Question

How do you use the ratio test to test the convergence of the series `∑(x^(n))/(9^(n))` from n=1 to infinity?

Answer 1

The series converges if `x \in (-9,9)`.

Explanation:

The ratio test states the following:

1. Consider two consecutive terms `a_n` and `a_{n+1}`;
2. Divide the latter by the former and consider the absolute value: `abs(a_{n+1}/a_n)`;
3. Try to compute the limit of this ratio: `lim_{n\to\infty}abs(a_{n+1}/a_n)`;

THEN, if the limit exists:

• If it's bigger then `1` (strictly) , the series does not converge;
• If it's smaller then `1` (strictly), the series converges absolutely;
• If it equals one, the test is inconclusive, because there exist both convergent and divergent series that satisfy this case.

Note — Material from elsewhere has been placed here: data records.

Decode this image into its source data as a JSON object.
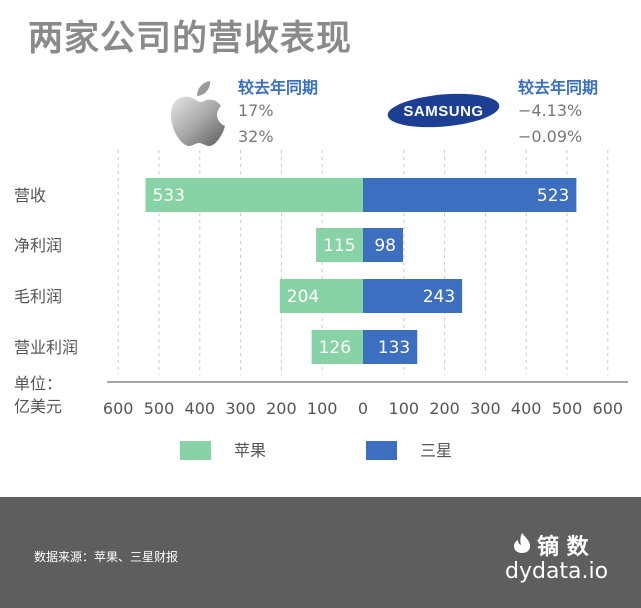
{
  "title": "两家公司的营收表现",
  "comparison": {
    "apple": {
      "header": "较去年同期",
      "values": [
        "17%",
        "32%"
      ]
    },
    "samsung": {
      "header": "较去年同期",
      "values": [
        "−4.13%",
        "−0.09%"
      ]
    }
  },
  "logos": {
    "apple": "apple-logo",
    "samsung_text": "SAMSUNG"
  },
  "chart_data": {
    "type": "bar",
    "orientation": "horizontal-diverging",
    "categories": [
      "营收",
      "净利润",
      "毛利润",
      "营业利润"
    ],
    "series": [
      {
        "name": "苹果",
        "values": [
          533,
          115,
          204,
          126
        ],
        "color": "#88d3a5",
        "side": "left"
      },
      {
        "name": "三星",
        "values": [
          523,
          98,
          243,
          133
        ],
        "color": "#3d6fc0",
        "side": "right"
      }
    ],
    "xlabel": "单位：亿美元",
    "xlabel_lines": [
      "单位：",
      "亿美元"
    ],
    "xticks": [
      "600",
      "500",
      "400",
      "300",
      "200",
      "100",
      "0",
      "100",
      "200",
      "300",
      "400",
      "500",
      "600"
    ],
    "xlim": [
      -600,
      600
    ],
    "grid": true,
    "legend": {
      "placement": "bottom",
      "items": [
        "苹果",
        "三星"
      ]
    }
  },
  "footer": {
    "source": "数据来源：苹果、三星财报",
    "brand": "镝 数",
    "url": "dydata.io",
    "brand_icon": "flame-icon"
  }
}
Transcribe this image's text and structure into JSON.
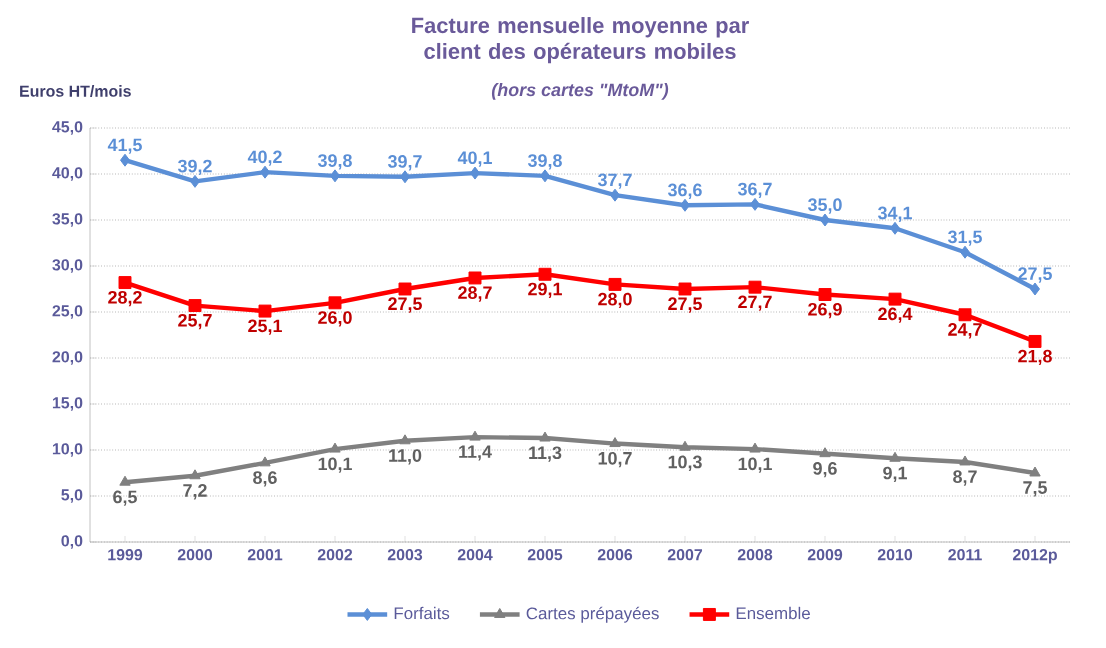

In your case, `a_n=x^n/(9^n)`, and so `a_{n+1}=x^{n+1}/9^{n+1}`

Before dividing, it is useful to consider that:

• `x^{n+1}=x*x^n`,
• `9^{n+1}=9*9^n`
• dividing by a fraction means to multiply for the inverse of that fraction.

Now we can divide:

`a_{n+1}/a_n=(x*x^n)/(9*9^n) * 9^n/x^n`

Now the limit of `|x/9|` as `n\to infty` is `|x/9|` itself, because the quantity doesn't depend on `n`. So, the result of the test depends of `x`:

• If `|x|<9`, then `|x/9|<1` and the series is absolutely convergent;
• If `x=\pm 9` the limit is `1` and the test is inconclusive, but in this case it's easy to see that if `x=9` then you're summing infinite one's, and the sum is infinite, while if `x=-9` you're summing `(-1)^n`, i.e. `1-1+1-1+1-1+1...` and the series doesn't converge;
• If `|x|>9`, the series doesn't converge.

P.S., I know that the exercise mentioned explicitly the ratio test, but note that this case was much easier to solve noticing that

`sum x^n/9^n = sum (x/9)^n`, and thus converges iff `|x/9|<1`, confirming (of course!) what we just found.